A l’origine de cette étude, il y avait un désir : celui de comprendre comment les industriels se sont adressés et s’adressent aux mères pour promouvoir une alimentation infantile industrielle. Nous pouvons ainsi avancer deux hypothèses, nées de cet exercice « d’enquête » : Les axes principaux qui marquent l’évolution temporelle sont les réels acteurs de l’acceptation de l’innovation alimentaire et il se passe dans les années 1980, une modification du statut de l’enfant qui influe en autre sur les comportements des mères responsables des achats alimentaires.

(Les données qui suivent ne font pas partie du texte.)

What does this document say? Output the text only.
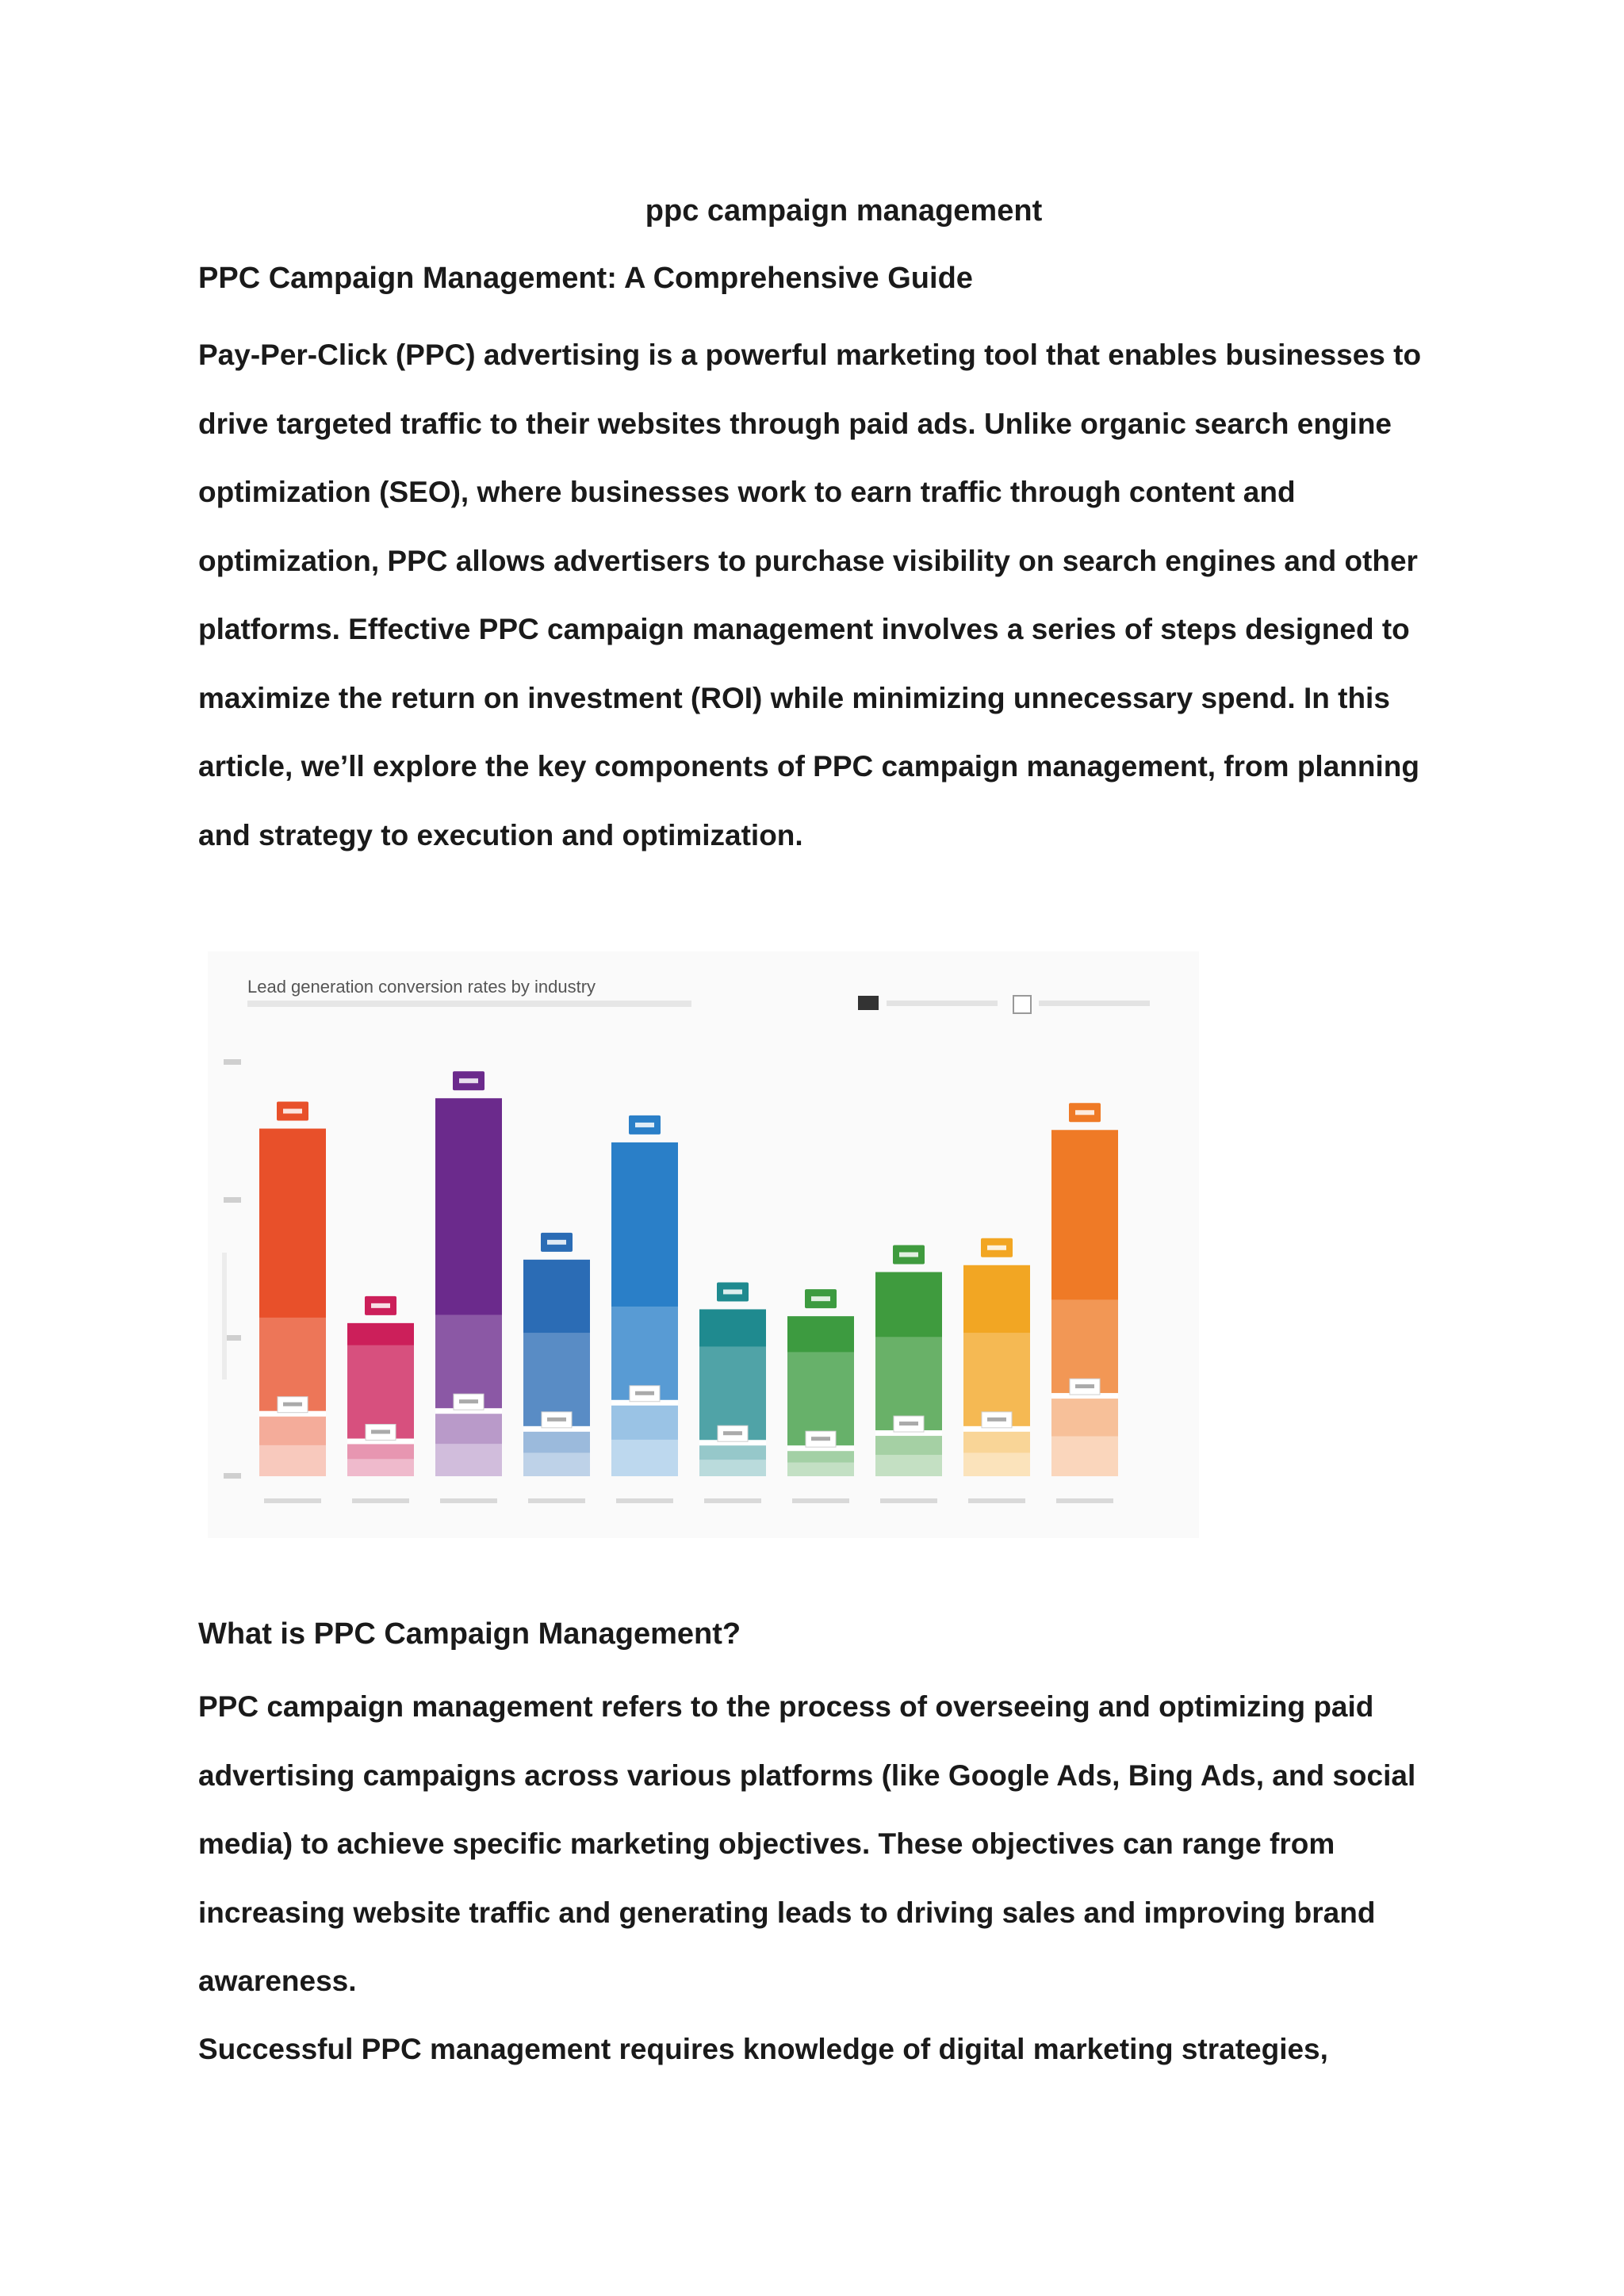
ppc campaign management
PPC Campaign Management: A Comprehensive Guide
Pay-Per-Click (PPC) advertising is a powerful marketing tool that enables businesses to drive targeted traffic to their websites through paid ads. Unlike organic search engine optimization (SEO), where businesses work to earn traffic through content and optimization, PPC allows advertisers to purchase visibility on search engines and other platforms. Effective PPC campaign management involves a series of steps designed to maximize the return on investment (ROI) while minimizing unnecessary spend. In this article, we’ll explore the key components of PPC campaign management, from planning and strategy to execution and optimization.
Lead generation conversion rates by industry
What is PPC Campaign Management?
PPC campaign management refers to the process of overseeing and optimizing paid advertising campaigns across various platforms (like Google Ads, Bing Ads, and social media) to achieve specific marketing objectives. These objectives can range from increasing website traffic and generating leads to driving sales and improving brand awareness.
Successful PPC management requires knowledge of digital marketing strategies,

Le produit baby-food est devenu une innovation acceptée par les familles françaises au fil de l’histoire. Pour cela, les industriels ont déployés divers axes de communications répondant tous aux demandes conscientes ou inconscientes des acheteurs. On les a successivement rassuré, culpabilisé, émerveillé, fait fantasmé, séduit. La décision d’achat semble être un fait social total qui implique de nombreux facteurs sociaux et humains. Les industriels l’ont compris et développent ainsi leurs axes de communication en fonction de l’aire sociale et des envies humaines du moment. Nous notons dans cette évolution publicitaire, un virage dans la considération de l’enfant dans la famille. Cet élément transpirant dans les publicités pour l’alimentation infantile, mérite cependant d’être analysé sous d’autres angles pour éviter d’apporter un regard biaisé sur cette affirmation.